Citi updated its price targets for the two largest cryptocurrencies in a note Wednesday, predicting a 12-month target of $181,000 for bitcoin and $5,440 for ethereum.

While overall, Citi analyst Alex Saunders wrote that the firm is “more positive on Bitcoin compared to Ether, as it captures an outsized portion of incremental flows into crypto markets,” he trimmed bitcoin’s year-end price target to $133,000 from $135,000, citing a stronger dollar and weaker gold price as offsetting factors.

Ethereum, on the other hand, got a price target bump up to $4,500 from $4,300 by year-end due to flows surging following “stablecoin regulation increasing interest in the network and tokenization and the rise of DATs.”

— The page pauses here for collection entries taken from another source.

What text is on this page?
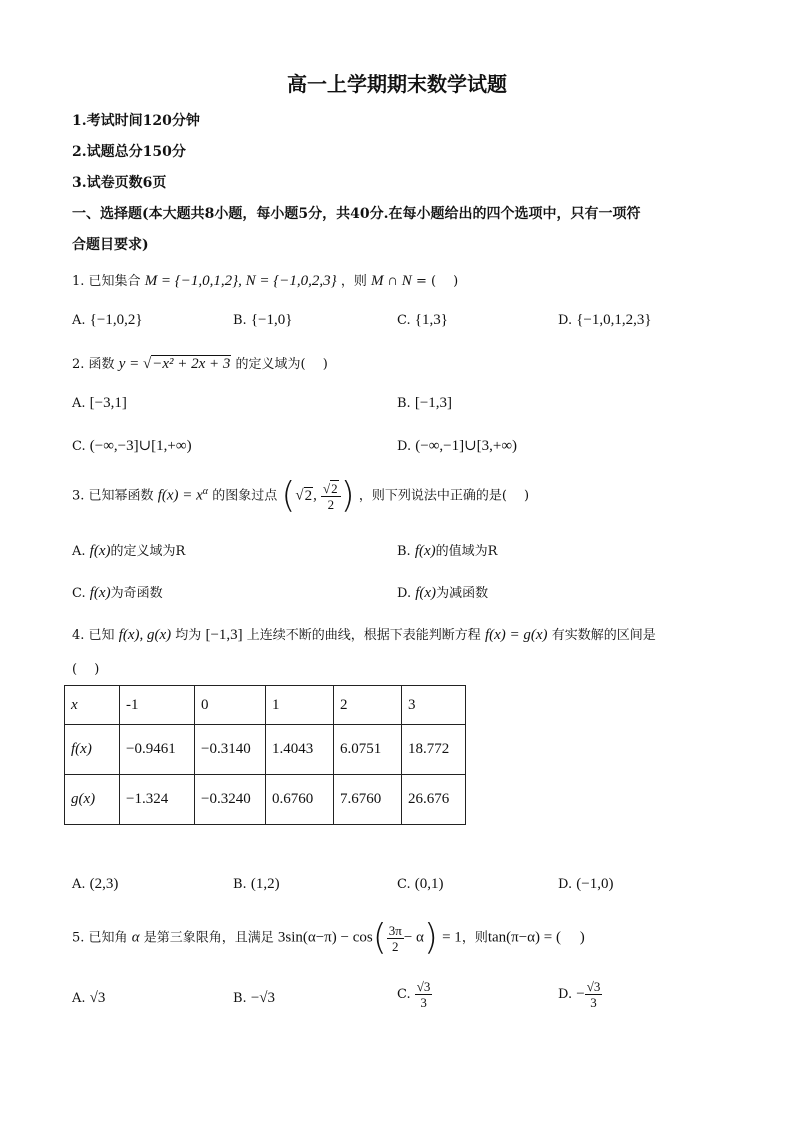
高一上学期期末数学试题
1.考试时间120分钟
2.试题总分150分
3.试卷页数6页
一、选择题(本大题共8小题，每小题5分，共40分.在每小题给出的四个选项中，只有一项符
合题目要求)
1. 已知集合 M = {−1,0,1,2}, N = {−1,0,2,3} ，则 M ∩ N = (　 )
A. {−1,0,2}	B. {−1,0}	C. {1,3}	D. {−1,0,1,2,3}
2. 函数 y = √−x² + 2x + 3 的定义域为(　 )
A. [−3,1]	B. [−1,3]
C. (−∞,−3]∪[1,+∞)	D. (−∞,−1]∪[3,+∞)
3. 已知幂函数 $f(x) = x^\alpha$ 的图象过点 (√2, $\frac{√2}{2}$ ) ，则下列说法中正确的是(　 )
A. f(x)的定义域为R	B. f(x)的值域为R
C. f(x)为奇函数	D. f(x)为减函数
4. 已知 f(x), g(x) 均为 [−1,3] 上连续不断的曲线，根据下表能判断方程 f(x) = g(x) 有实数解的区间是
(　 )
x	-1	0	1	2	3
f(x)	−0.9461	−0.3140	1.4043	6.0751	18.772
g(x)	−1.324	−0.3240	0.6760	7.6760	26.676
A. (2,3)	B. (1,2)	C. (0,1)	D. (−1,0)
5. 已知角 α 是第三象限角，且满足 $3\sin(\alpha-\pi) - \cos( \frac{3\pi}{2} - \alpha) = 1$，则tan(π−α) = (　 )
A. √3	B. −√3	C. $\frac{√3}{3}$	D. − $\frac{√3}{3}$
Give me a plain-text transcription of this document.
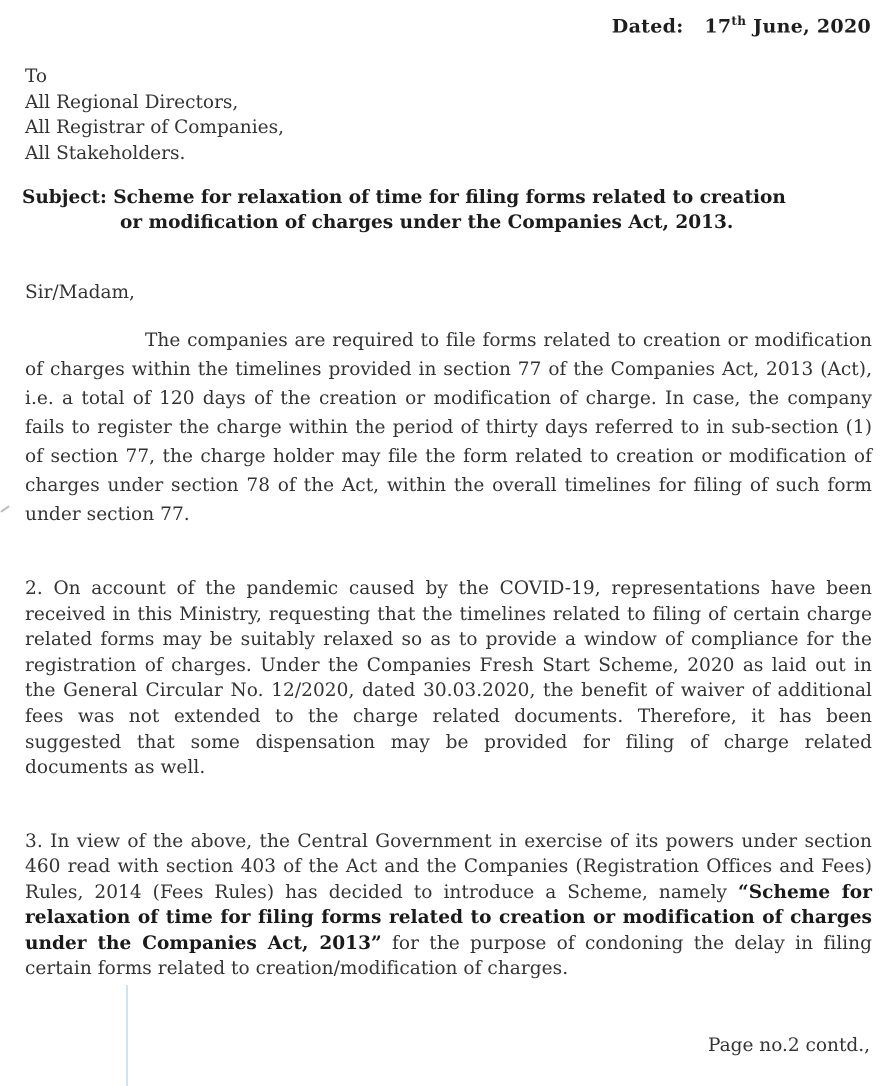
Dated: 17th June, 2020
To
All Regional Directors,
All Registrar of Companies,
All Stakeholders.
Subject: Scheme for relaxation of time for filing forms related to creation
or modification of charges under the Companies Act, 2013.
Sir/Madam,
The companies are required to file forms related to creation or modification of charges within the timelines provided in section 77 of the Companies Act, 2013 (Act), i.e. a total of 120 days of the creation or modification of charge. In case, the company fails to register the charge within the period of thirty days referred to in sub-section (1) of section 77, the charge holder may file the form related to creation or modification of charges under section 78 of the Act, within the overall timelines for filing of such form under section 77.
2. On account of the pandemic caused by the COVID-19, representations have been received in this Ministry, requesting that the timelines related to filing of certain charge related forms may be suitably relaxed so as to provide a window of compliance for the registration of charges. Under the Companies Fresh Start Scheme, 2020 as laid out in the General Circular No. 12/2020, dated 30.03.2020, the benefit of waiver of additional fees was not extended to the charge related documents. Therefore, it has been suggested that some dispensation may be provided for filing of charge related documents as well.
3. In view of the above, the Central Government in exercise of its powers under section 460 read with section 403 of the Act and the Companies (Registration Offices and Fees) Rules, 2014 (Fees Rules) has decided to introduce a Scheme, namely “Scheme for relaxation of time for filing forms related to creation or modification of charges under the Companies Act, 2013” for the purpose of condoning the delay in filing certain forms related to creation/modification of charges.
Page no.2 contd.,
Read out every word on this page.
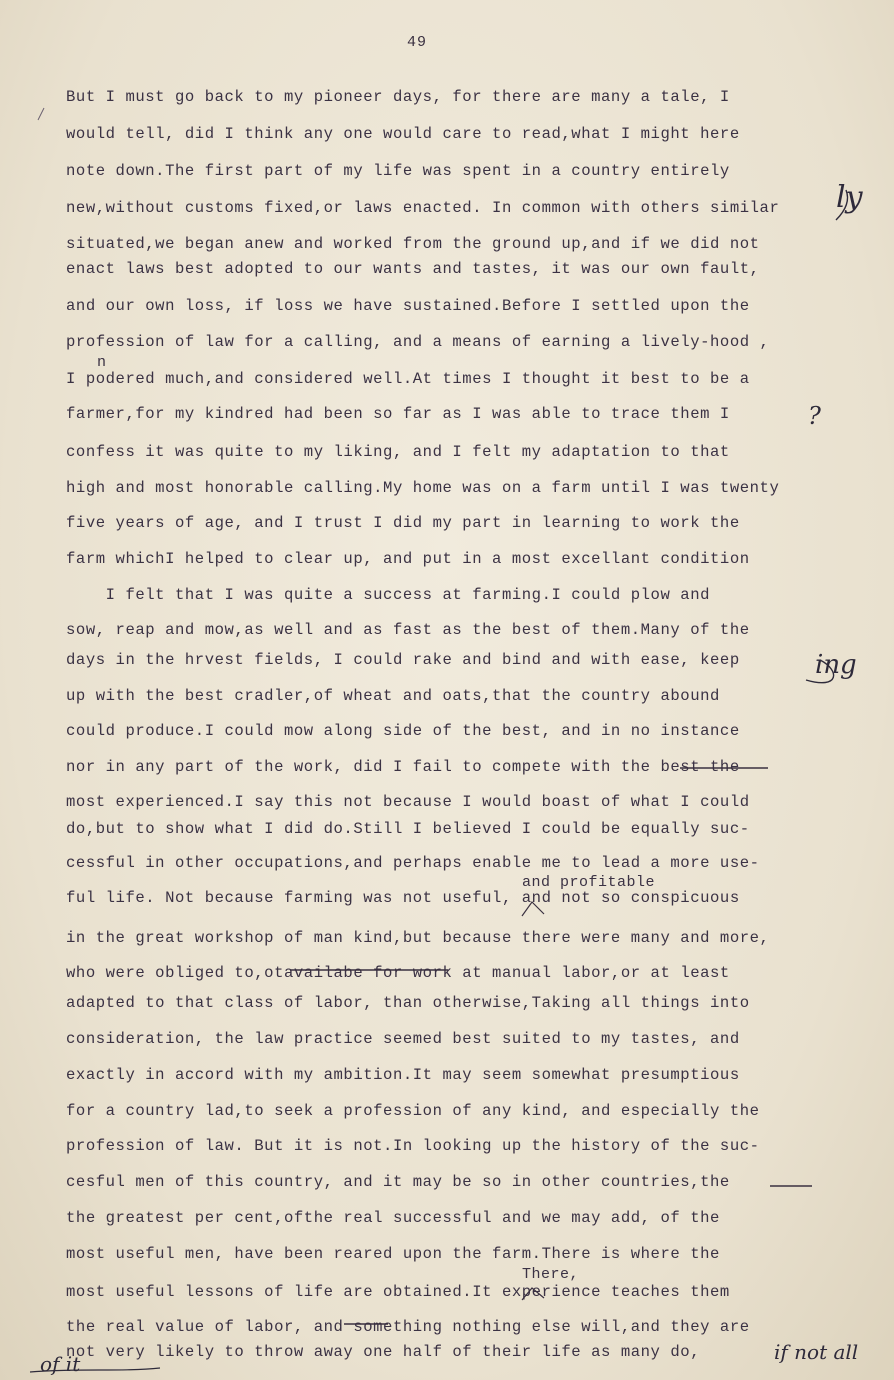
49
But I must go back to my pioneer days, for there are many a tale, I
would tell, did I think any one would care to read,what I might here
note down.The first part of my life was spent in a country entirely
new,without customs fixed,or laws enacted. In common with others similar
situated,we began anew and worked from the ground up,and if we did not
enact laws best adopted to our wants and tastes, it was our own fault,
and our own loss, if loss we have sustained.Before I settled upon the
profession of law for a calling, and a means of earning a lively-hood ,
n
I podered much,and considered well.At times I thought it best to be a
farmer,for my kindred had been so far as I was able to trace them I
confess it was quite to my liking, and I felt my adaptation to that
high and most honorable calling.My home was on a farm until I was twenty
five years of age, and I trust I did my part in learning to work the
farm whichI helped to clear up, and put in a most excellant condition
I felt that I was quite a success at farming.I could plow and
sow, reap and mow,as well and as fast as the best of them.Many of the
days in the hrvest fields, I could rake and bind and with ease, keep
up with the best cradler,of wheat and oats,that the country abound
could produce.I could mow along side of the best, and in no instance
nor in any part of the work, did I fail to compete with the best the
most experienced.I say this not because I would boast of what I could
do,but to show what I did do.Still I believed I could be equally suc-
cessful in other occupations,and perhaps enable me to lead a more use-
and profitable
ful life. Not because farming was not useful, and not so conspicuous
in the great workshop of man kind,but because there were many and more,
who were obliged to,otavailabe for work at manual labor,or at least
adapted to that class of labor, than otherwise,Taking all things into
consideration, the law practice seemed best suited to my tastes, and
exactly in accord with my ambition.It may seem somewhat presumptious
for a country lad,to seek a profession of any kind, and especially the
profession of law. But it is not.In looking up the history of the suc-
cesful men of this country, and it may be so in other countries,the
the greatest per cent,ofthe real successful and we may add, of the
most useful men, have been reared upon the farm.There is where the
There,
most useful lessons of life are obtained.It experience teaches them
the real value of labor, and something nothing else will,and they are
not very likely to throw away one half of their life as many do,
ly
ing
?
if not all
of it
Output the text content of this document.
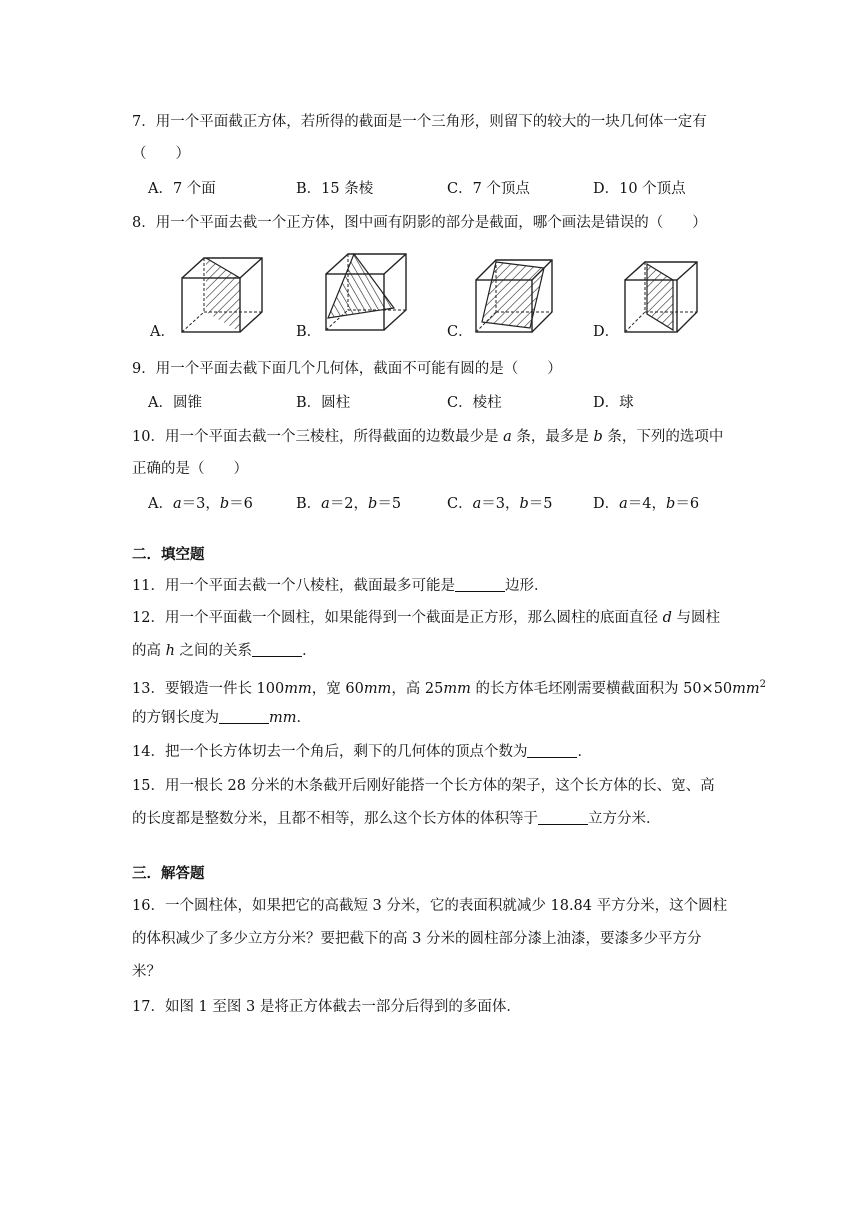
7．用一个平面截正方体，若所得的截面是一个三角形，则留下的较大的一块几何体一定有
（　　）
A．7 个面	B．15 条棱	C．7 个顶点	D．10 个顶点
8．用一个平面去截一个正方体，图中画有阴影的部分是截面，哪个画法是错误的（　　）
A．	B．	C．	D．
9．用一个平面去截下面几个几何体，截面不可能有圆的是（　　）
A．圆锥	B．圆柱	C．棱柱	D．球
10．用一个平面去截一个三棱柱，所得截面的边数最少是 a 条，最多是 b 条，下列的选项中
正确的是（　　）
A．a＝3，b＝6	B．a＝2，b＝5	C．a＝3，b＝5	D．a＝4，b＝6
二．填空题
11．用一个平面去截一个八棱柱，截面最多可能是	边形．
12．用一个平面截一个圆柱，如果能得到一个截面是正方形，那么圆柱的底面直径 d 与圆柱
的高 h 之间的关系	．
13．要锻造一件长 100mm，宽 60mm，高 25mm 的长方体毛坯刚需要横截面积为 $50\times 50mm^2$
的方钢长度为	mm．
14．把一个长方体切去一个角后，剩下的几何体的顶点个数为	．
15．用一根长 28 分米的木条截开后刚好能搭一个长方体的架子，这个长方体的长、宽、高
的长度都是整数分米，且都不相等，那么这个长方体的体积等于	立方分米．
三．解答题
16．一个圆柱体，如果把它的高截短 3 分米，它的表面积就减少 18.84 平方分米，这个圆柱
的体积减少了多少立方分米？要把截下的高 3 分米的圆柱部分漆上油漆，要漆多少平方分
米？
17．如图 1 至图 3 是将正方体截去一部分后得到的多面体．
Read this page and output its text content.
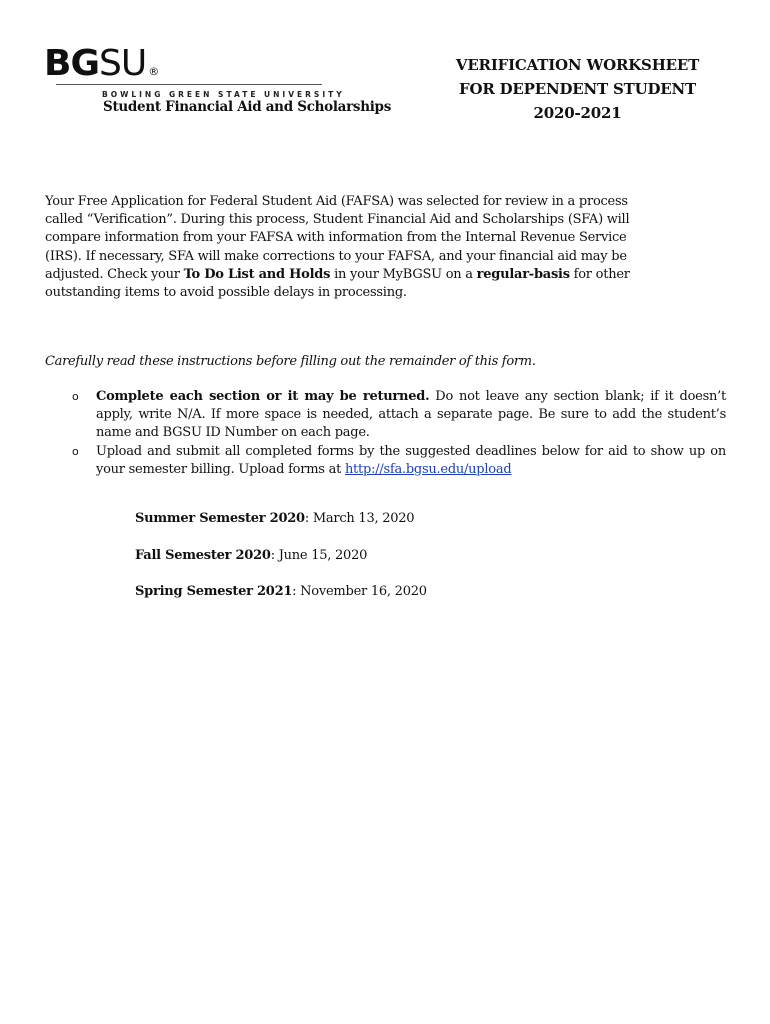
BGSU ®
BOWLING GREEN STATE UNIVERSITY
Student Financial Aid and Scholarships
VERIFICATION WORKSHEET
FOR DEPENDENT STUDENT
2020-2021
Your Free Application for Federal Student Aid (FAFSA) was selected for review in a process called “Verification”. During this process, Student Financial Aid and Scholarships (SFA) will compare information from your FAFSA with information from the Internal Revenue Service (IRS). If necessary, SFA will make corrections to your FAFSA, and your financial aid may be adjusted. Check your To Do List and Holds in your MyBGSU on a regular-basis for other outstanding items to avoid possible delays in processing.
Carefully read these instructions before filling out the remainder of this form.
o Complete each section or it may be returned. Do not leave any section blank; if it doesn’t apply, write N/A. If more space is needed, attach a separate page. Be sure to add the student’s name and BGSU ID Number on each page.
o Upload and submit all completed forms by the suggested deadlines below for aid to show up on your semester billing. Upload forms at http://sfa.bgsu.edu/upload
Summer Semester 2020: March 13, 2020
Fall Semester 2020: June 15, 2020
Spring Semester 2021: November 16, 2020
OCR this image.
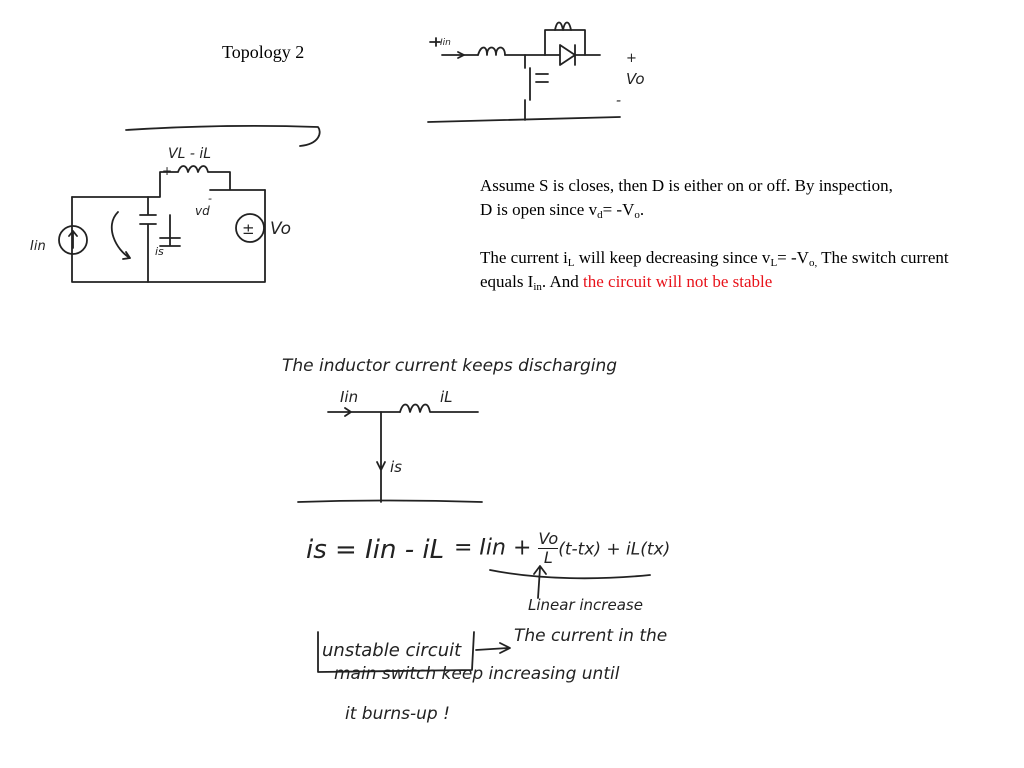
Topology 2

Assume S is closes, then D is either on or off. By inspection,
D is open since $v_d= -V_o$.

The current $i_L$ will keep decreasing since $v_L= -V_{o,}$ The switch current equals $I_{in}$. And the circuit will not be stable

Iin
+
Vo
-
VL - iL
+
Iin	is
vd
-
± Vo
The inductor current keeps discharging
Iin	iL
is
is = Iin - iL = Iin + $\frac{Vo}{L} (t-tx) + iL(tx)$
Linear increase
unstable circuit
The current in the
main switch keep increasing until
it burns-up !
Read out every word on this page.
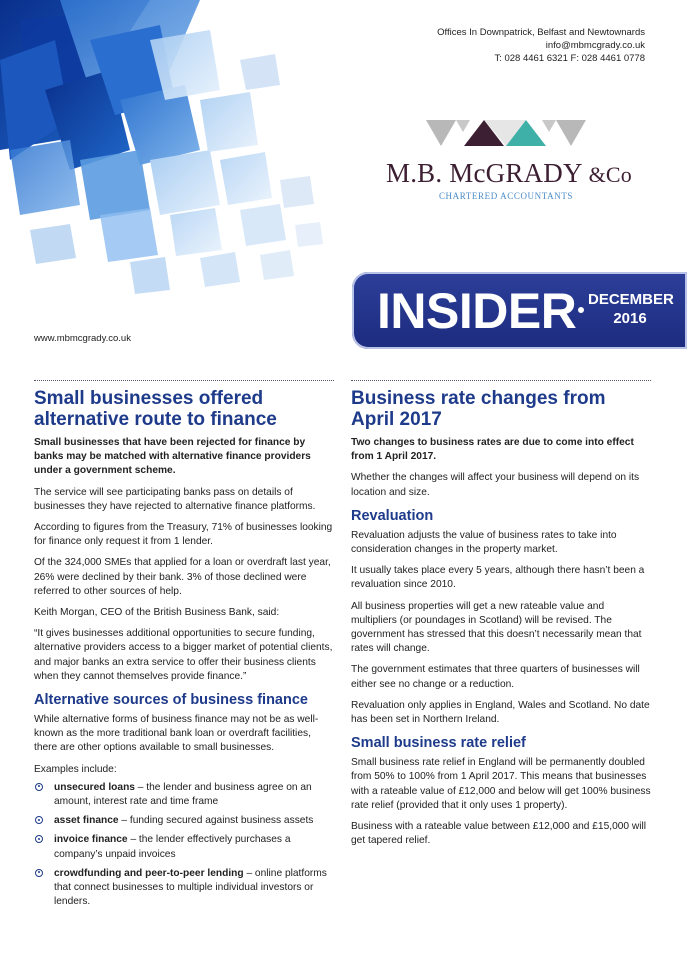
Offices In Downpatrick, Belfast and Newtownards
info@mbmcgrady.co.uk
T: 028 4461 6321 F: 028 4461 0778
M.B. McGRADY &Co
CHARTERED ACCOUNTANTS
INSIDER DECEMBER
2016
www.mbmcgrady.co.uk
Small businesses offered alternative route to finance

Small businesses that have been rejected for finance by banks may be matched with alternative finance providers under a government scheme.

The service will see participating banks pass on details of businesses they have rejected to alternative finance platforms.

According to figures from the Treasury, 71% of businesses looking for finance only request it from 1 lender.

Of the 324,000 SMEs that applied for a loan or overdraft last year, 26% were declined by their bank. 3% of those declined were referred to other sources of help.

Keith Morgan, CEO of the British Business Bank, said:

“It gives businesses additional opportunities to secure funding, alternative providers access to a bigger market of potential clients, and major banks an extra service to offer their business clients when they cannot themselves provide finance.”

Alternative sources of business finance

While alternative forms of business finance may not be as well-known as the more traditional bank loan or overdraft facilities, there are other options available to small businesses.

Examples include:

unsecured loans – the lender and business agree on an amount, interest rate and time frame
asset finance – funding secured against business assets
invoice finance – the lender effectively purchases a company’s unpaid invoices
crowdfunding and peer-to-peer lending – online platforms that connect businesses to multiple individual investors or lenders.
Business rate changes from April 2017

Two changes to business rates are due to come into effect from 1 April 2017.

Whether the changes will affect your business will depend on its location and size.

Revaluation

Revaluation adjusts the value of business rates to take into consideration changes in the property market.

It usually takes place every 5 years, although there hasn’t been a revaluation since 2010.

All business properties will get a new rateable value and multipliers (or poundages in Scotland) will be revised. The government has stressed that this doesn’t necessarily mean that rates will change.

The government estimates that three quarters of businesses will either see no change or a reduction.

Revaluation only applies in England, Wales and Scotland. No date has been set in Northern Ireland.

Small business rate relief

Small business rate relief in England will be permanently doubled from 50% to 100% from 1 April 2017. This means that businesses with a rateable value of £12,000 and below will get 100% business rate relief (provided that it only uses 1 property).

Business with a rateable value between £12,000 and £15,000 will get tapered relief.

Many of the splashiest entries into the digital asset treasury (DAT) space have been ethereum-based treasuries lately, with companies like BitMine Immersion Technologies and SharpLink Gaming launching DATs and stockpiling huge amounts of ethereum in just the second half of this year.

Bitmine now holds 2,650,900 ETH worth $11.7 billion, while SharpLink has 838,728 ETH worth $3.7 billion. To put that in context, Strategy, the largest corporate bitcoin holder, has 640,031 BTC worth $47.3 billion.